The Padres still have to complete the deal, of course, and a team with just two World Series appearances that spanned just nine games, eight of which went for the other player, has no right to assume anything. That's especially true for tonight, which from a distance looks like an all-out battle. But despite their cultivated historical anonymity, the Padres have brought their attitude as well as their talent and their money to the challenge, putting it all together into a compelling must-see film. Machado's left turn from game one to game two is a small thing, but between that, Tatis' moves, Profar's hidden ball trick and Merrill's barely legal insouciance, the Padres dare to be annoying. In doing so, they livened up October in a way they rarely have. Admittedly, this isn't a huge hurdle for them considering they've missed the playoffs in 47 of those 55 years. But the only thing they can win now is what's in front of them, so those 47 not-very-close misses don't matter much.
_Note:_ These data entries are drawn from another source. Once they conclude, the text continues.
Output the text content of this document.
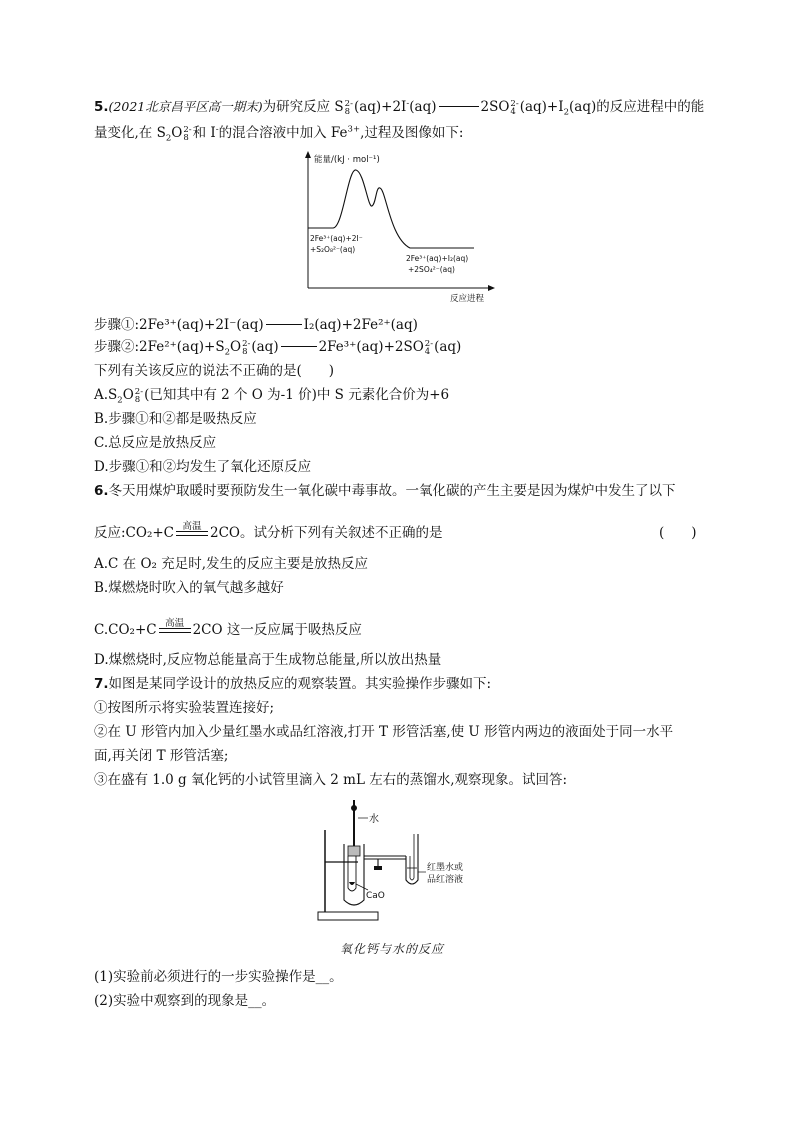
5.(2021北京昌平区高一期末)为研究反应 S 2-
8 (aq)+2I-(aq)	2SO 2-
4 $(aq)+I_2(aq)$的反应进程中的能
量变化,在 $S_2O$ 2-
8 和 I-的混合溶液中加入 $Fe^{3+}$,过程及图像如下:
能量/(kJ · mol⁻¹)
2Fe³⁺(aq)+2I⁻
+S₂O₈²⁻(aq)
2Fe³⁺(aq)+I₂(aq)
+2SO₄²⁻(aq)
反应进程
步骤①:2Fe³⁺(aq)+2I⁻(aq)	I₂(aq)+2Fe²⁺(aq)
步骤$②:2Fe^{2+}(aq)+S_2O$ 2-
8 (aq)	2Fe³⁺(aq)+2SO 2-
4 (aq)
下列有关该反应的说法不正确的是(　　)
$A.S_2O$ 2-
8 (已知其中有 2 个 O 为-1 价)中 S 元素化合价为+6
B.步骤①和②都是吸热反应
C.总反应是放热反应
D.步骤①和②均发生了氧化还原反应
6.冬天用煤炉取暖时要预防发生一氧化碳中毒事故。一氧化碳的产生主要是因为煤炉中发生了以下
反应:CO₂+C 高温 2CO。试分析下列有关叙述不正确的是	(　　)
A.C 在 O₂ 充足时,发生的反应主要是放热反应
B.煤燃烧时吹入的氧气越多越好
C.CO₂+C 高温 2CO 这一反应属于吸热反应
D.煤燃烧时,反应物总能量高于生成物总能量,所以放出热量
7.如图是某同学设计的放热反应的观察装置。其实验操作步骤如下:
①按图所示将实验装置连接好;
②在 U 形管内加入少量红墨水或品红溶液,打开 T 形管活塞,使 U 形管内两边的液面处于同一水平
面,再关闭 T 形管活塞;
③在盛有 1.0 g 氧化钙的小试管里滴入 2 mL 左右的蒸馏水,观察现象。试回答:
水
CaO
红墨水或
品红溶液
氧化钙与水的反应
(1)实验前必须进行的一步实验操作是__。
(2)实验中观察到的现象是__。
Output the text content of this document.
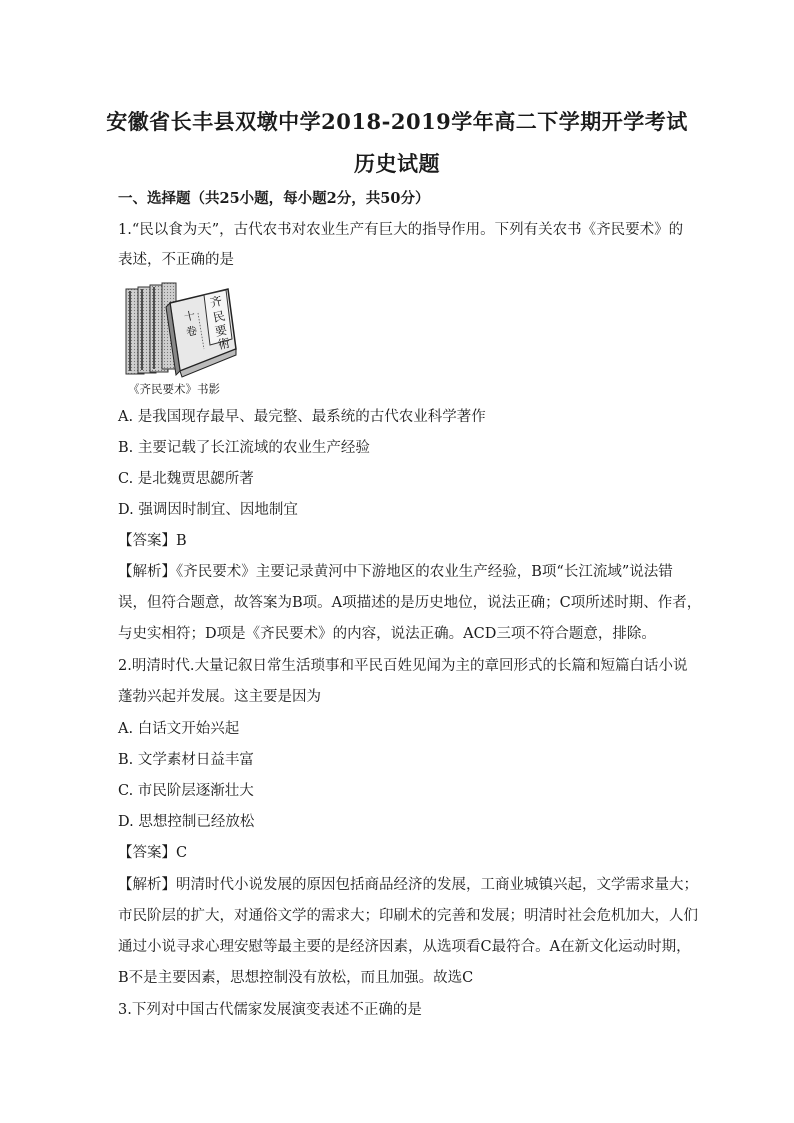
安徽省长丰县双墩中学2018-2019学年高二下学期开学考试
历史试题
一、选择题（共25小题，每小题2分，共50分）
1.“民以食为天”，古代农书对农业生产有巨大的指导作用。下列有关农书《齐民要术》的
表述，不正确的是
齐
民
要
術
十
卷
《齐民要术》书影
A. 是我国现存最早、最完整、最系统的古代农业科学著作
B. 主要记载了长江流域的农业生产经验
C. 是北魏贾思勰所著
D. 强调因时制宜、因地制宜
【答案】B
【解析】《齐民要术》主要记录黄河中下游地区的农业生产经验，B项“长江流域”说法错
误，但符合题意，故答案为B项。A项描述的是历史地位，说法正确；C项所述时期、作者，
与史实相符；D项是《齐民要术》的内容，说法正确。ACD三项不符合题意，排除。
2.明清时代.大量记叙日常生活琐事和平民百姓见闻为主的章回形式的长篇和短篇白话小说
蓬勃兴起并发展。这主要是因为
A. 白话文开始兴起
B. 文学素材日益丰富
C. 市民阶层逐渐壮大
D. 思想控制已经放松
【答案】C
【解析】明清时代小说发展的原因包括商品经济的发展，工商业城镇兴起，文学需求量大；
市民阶层的扩大，对通俗文学的需求大；印刷术的完善和发展；明清时社会危机加大，人们
通过小说寻求心理安慰等最主要的是经济因素，从选项看C最符合。A在新文化运动时期，
B不是主要因素，思想控制没有放松，而且加强。故选C
3.下列对中国古代儒家发展演变表述不正确的是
Game 3 wasn't just about Machado's devilish sense of direction (the game was, to be fair, legal) or Tatis' debate-shattering home run. Despite the final score of 6:5, it was a pitching triumph. Teoscar Hernandez's grand slam in the third inning got the Dodgers back into a game they had seemingly put away from an inning earlier, but the Dodgers added just one baserunner in their subsequent 21 at-bats, a two-out single by nearly peglegged Freddie Freeman in the eighth inning, which led to a pinch-runner (Chris Taylor), a new pitcher (closer Robert Suarez) and finally an infield popup from Hernandez. Michael King escaped the grisly third inning by retiring the last eight players he faced, and relievers Jeremiah Estrada, Jason Adam, Tanner Scott and Suarez were near-perfect support.

The Padres' story doesn't deserve to be told yet, because no one gets a poetic depilation without at least making it through the division series, but it should be noted here that these Padres weren't created by politeness and wearing brown business suits – and yes, the initials are intentionally the same as the usual, diaper-inspired description of their uniforms — but because they have one owner: the late Peter Seidler, who decided to bring the Padres out of their closet. He entrusted that work to a general manager in AJ Preller, who repeatedly advocated for players who normally wouldn't be interested in signing with the league's resident monument to invisibility. Machado and Tatis have long-term deals worth more than $300 million, Xander Bogaerts signed a $280 million deal, Juan Soto could have had one but chose the Yankees as a stopover until his own free agency, and Cease and Scott were brought into the roster Bold layouts to bolster a pitching staff that had only recently been Yu Darvish, and then a dismal wait for Darvish's turn again. The Padres spent little money heading into 2022 until Seidler decided he couldn't take it and was willing to jump for a save while he could.

Unfortunately for him, he didn't make it, but that decision has been heard everywhere this offseason. He took the big step with a team that had previously avoided the concept like the plague. The Padres were in baseball's class of misfit toys with Montreal (now Washington after the Padres threatened to move there), Seattle (now Milwaukee) and Kansas City, and now they're on the verge of, well, something. Whatever it is, it promises to be loud and allow for lots of pitch changes.